Linear algebra: The determinant of a linear transformation $T$ measures the signed volume of a unit parallel-epiped after applying $T$ to it. Also, the determinant is an alternating multilinear form on the columns of $T$ (identified with its matrix representation). Or more abstractly, a determinant map is a linear map $\det:\bigwedge^n V\to K$, and the determinant $\det T$ of a linear transformation $T:V\to V$ is defined as the unique number satisfying $\det(Tv_1\wedge\dots\wedge Tv_n)=(\det T)\det(v_1\wedge\dots\wedge v_n)$ for all exterior products $v_1\wedge\dots\wedge v_n\in\bigwedge^n V$. That's the linear algebraic connection between signed volume and the exterior product.

Analysis: The transformation theorem for volume integrals says that if $\Omega\subseteq\mathbb R^n$ is open, $\Phi:\Omega\to\Phi(\Omega)$ a diffeomorphism, and $f:\Phi(\Omega)\to\mathbb R$. Then $f$ is integrable if $\vert\det\mathrm D\Phi\vert f\circ\Phi$ is integrable, and it holds that $$\int_{\Phi(\Omega)} f\mathrm dV=\int_\Omega \vert\det\mathrm D\Phi\vert f\circ\Phi\mathrm dV.$$

Here, $\vert\det\mathrm D\Phi\vert$ is a measure of how much $\Phi$ distorts volumes: $\mathrm D\Phi$ is a linear approximation of $\Phi$, and $\det\mathrm D\Phi$ measures how this linear approximation distorts signed volumes, and accordingly, $\vert\det\mathrm D\Phi\vert$ measures how much it distorts unsigned volumes. Since we already saw that determinants can be defined through exterior powers, this also gives way to understanding exterior powers in terms of signed volume.

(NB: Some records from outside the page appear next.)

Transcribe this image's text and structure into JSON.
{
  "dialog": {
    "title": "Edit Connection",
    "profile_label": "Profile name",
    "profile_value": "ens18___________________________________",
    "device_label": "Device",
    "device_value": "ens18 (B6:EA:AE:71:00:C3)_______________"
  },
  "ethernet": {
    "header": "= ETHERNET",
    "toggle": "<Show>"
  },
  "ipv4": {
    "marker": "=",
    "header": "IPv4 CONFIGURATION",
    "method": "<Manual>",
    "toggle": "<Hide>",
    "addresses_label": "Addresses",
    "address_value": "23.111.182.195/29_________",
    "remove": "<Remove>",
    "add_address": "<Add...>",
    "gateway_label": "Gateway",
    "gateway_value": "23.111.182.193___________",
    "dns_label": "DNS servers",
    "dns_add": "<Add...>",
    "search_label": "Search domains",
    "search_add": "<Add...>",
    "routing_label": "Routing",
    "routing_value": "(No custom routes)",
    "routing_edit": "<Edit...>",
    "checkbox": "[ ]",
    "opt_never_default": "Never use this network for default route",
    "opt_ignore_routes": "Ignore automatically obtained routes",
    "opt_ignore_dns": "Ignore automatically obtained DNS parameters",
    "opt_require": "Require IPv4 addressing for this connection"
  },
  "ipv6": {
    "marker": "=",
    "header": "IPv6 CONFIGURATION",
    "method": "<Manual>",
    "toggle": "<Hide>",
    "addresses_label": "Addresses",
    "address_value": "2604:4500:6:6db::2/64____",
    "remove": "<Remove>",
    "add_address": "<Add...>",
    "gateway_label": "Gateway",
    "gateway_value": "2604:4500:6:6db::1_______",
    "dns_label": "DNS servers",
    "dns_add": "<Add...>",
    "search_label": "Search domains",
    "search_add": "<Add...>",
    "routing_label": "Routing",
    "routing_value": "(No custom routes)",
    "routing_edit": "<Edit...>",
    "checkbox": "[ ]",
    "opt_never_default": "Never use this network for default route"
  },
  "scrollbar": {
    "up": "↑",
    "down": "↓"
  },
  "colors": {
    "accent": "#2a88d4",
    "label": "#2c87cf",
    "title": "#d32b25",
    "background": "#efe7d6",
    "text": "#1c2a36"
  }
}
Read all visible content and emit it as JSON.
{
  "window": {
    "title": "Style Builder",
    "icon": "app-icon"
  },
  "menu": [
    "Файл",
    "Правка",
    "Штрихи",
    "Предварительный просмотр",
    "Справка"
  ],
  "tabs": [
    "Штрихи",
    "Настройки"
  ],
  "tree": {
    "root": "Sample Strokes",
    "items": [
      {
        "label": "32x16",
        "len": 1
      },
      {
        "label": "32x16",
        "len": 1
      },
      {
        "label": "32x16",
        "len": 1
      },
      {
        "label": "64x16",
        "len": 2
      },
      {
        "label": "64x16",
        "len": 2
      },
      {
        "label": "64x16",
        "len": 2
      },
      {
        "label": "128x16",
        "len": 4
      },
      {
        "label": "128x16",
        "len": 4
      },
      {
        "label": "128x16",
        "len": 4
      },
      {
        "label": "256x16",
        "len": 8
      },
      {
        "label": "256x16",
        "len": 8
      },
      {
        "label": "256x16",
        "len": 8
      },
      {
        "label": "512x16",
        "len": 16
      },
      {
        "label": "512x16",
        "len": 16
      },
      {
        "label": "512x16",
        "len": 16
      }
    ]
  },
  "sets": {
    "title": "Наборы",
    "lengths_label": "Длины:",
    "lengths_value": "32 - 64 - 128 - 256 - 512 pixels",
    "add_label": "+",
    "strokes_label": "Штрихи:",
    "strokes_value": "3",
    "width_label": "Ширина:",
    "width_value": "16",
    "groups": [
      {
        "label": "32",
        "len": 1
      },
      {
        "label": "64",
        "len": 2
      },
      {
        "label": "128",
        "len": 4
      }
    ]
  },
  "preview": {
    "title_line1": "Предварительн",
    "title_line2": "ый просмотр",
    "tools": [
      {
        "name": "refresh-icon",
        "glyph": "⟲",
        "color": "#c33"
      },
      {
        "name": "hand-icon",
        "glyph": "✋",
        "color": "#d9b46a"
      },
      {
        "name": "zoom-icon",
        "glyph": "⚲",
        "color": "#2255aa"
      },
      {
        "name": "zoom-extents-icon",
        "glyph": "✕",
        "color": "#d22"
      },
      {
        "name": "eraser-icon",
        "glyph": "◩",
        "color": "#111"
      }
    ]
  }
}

Differential Geometry: On smooth manifolds, there is no intrinsic concept of volume. But we can give a manifold such a concept by defining a volume form: If $M$ is an $n$-dimensional smooth manifold, then a volume form is a nowhere vanishing differential $n$-form $\omega$. On tangent spaces, it acts exactly as the determinant map from the linear algebraic part at the beginning of my answer. And we can now define the volume of an open subset $\Omega\subseteq M$ as $$V(\Omega):=\int_\Omega\omega.$$ Essentially, $\omega$ behaves locally like a signed volume does on the tangent space, but globally, it gives different portions of the manifold different scales. For instance, if we have the unit sphere $S^2$, then the standard volume form would yield $\int_{S^2}\omega=4\pi$, the surface area of the unit sphere. But if we want to model a sphere with radius $r$, we could instead take the volume form $\omega':=r^2\omega$, which would give our manifold the "volume" $\int\omega'=4\pi r^2$. Or we could multiply $\omega$ by some other nowhere vanishing smooth function $f:S^2\to\mathbb R$ to get a volume form $\omega'':=f\omega$, which assigns different parts of the sphere different "area densities", so it essentially distorts the sphere.

Why the exterior product? A bit more abstractly, you shouldn't view the exterior product/power/algebra as a quotient of the tensor product/power/algebra. You should instead consider what properties it has. The tensor power $V^{\otimes n}$, for instance, has the property that for all multilinear maps $m:V^n\to W$, there is a unique linear map $\tilde m:V^{\otimes n}\to W$ such that $m(v_1,\dots, v_n)=\tilde m(v_1\otimes\dots\otimes v_n)$. This is nice, since it makes multilinear things linear, and linear is easy. But for signed volumes, we are only interested in alternating multilinear maps, not in general multilinear ones. So it would be nice to have a similar constuct to the tensor power, but one which works with alternating maps instead. This is the exterior power: $\bigwedge^n V$ is a vector space with the property that for all alternating multilinear maps $a:V^n\to W$, there is a unique linear map $\tilde a:\bigwedge^n V\to W$ such that $a(v_1,\dots, v_n)=\tilde a(v_1\wedge\dots\wedge v_n)$. So the exterior power allows us to make alternating multilinear things linear. Signed volumes included! This is the reason why I defined the determinant map above as a linear map on the exterior power of $V$. It's also the reason why we define differential forms as smooth sections of an exterior power of the cotangent bundle: Differential forms are meant to be integrated, but to integrate, we need to give a certain scale to our volume elements.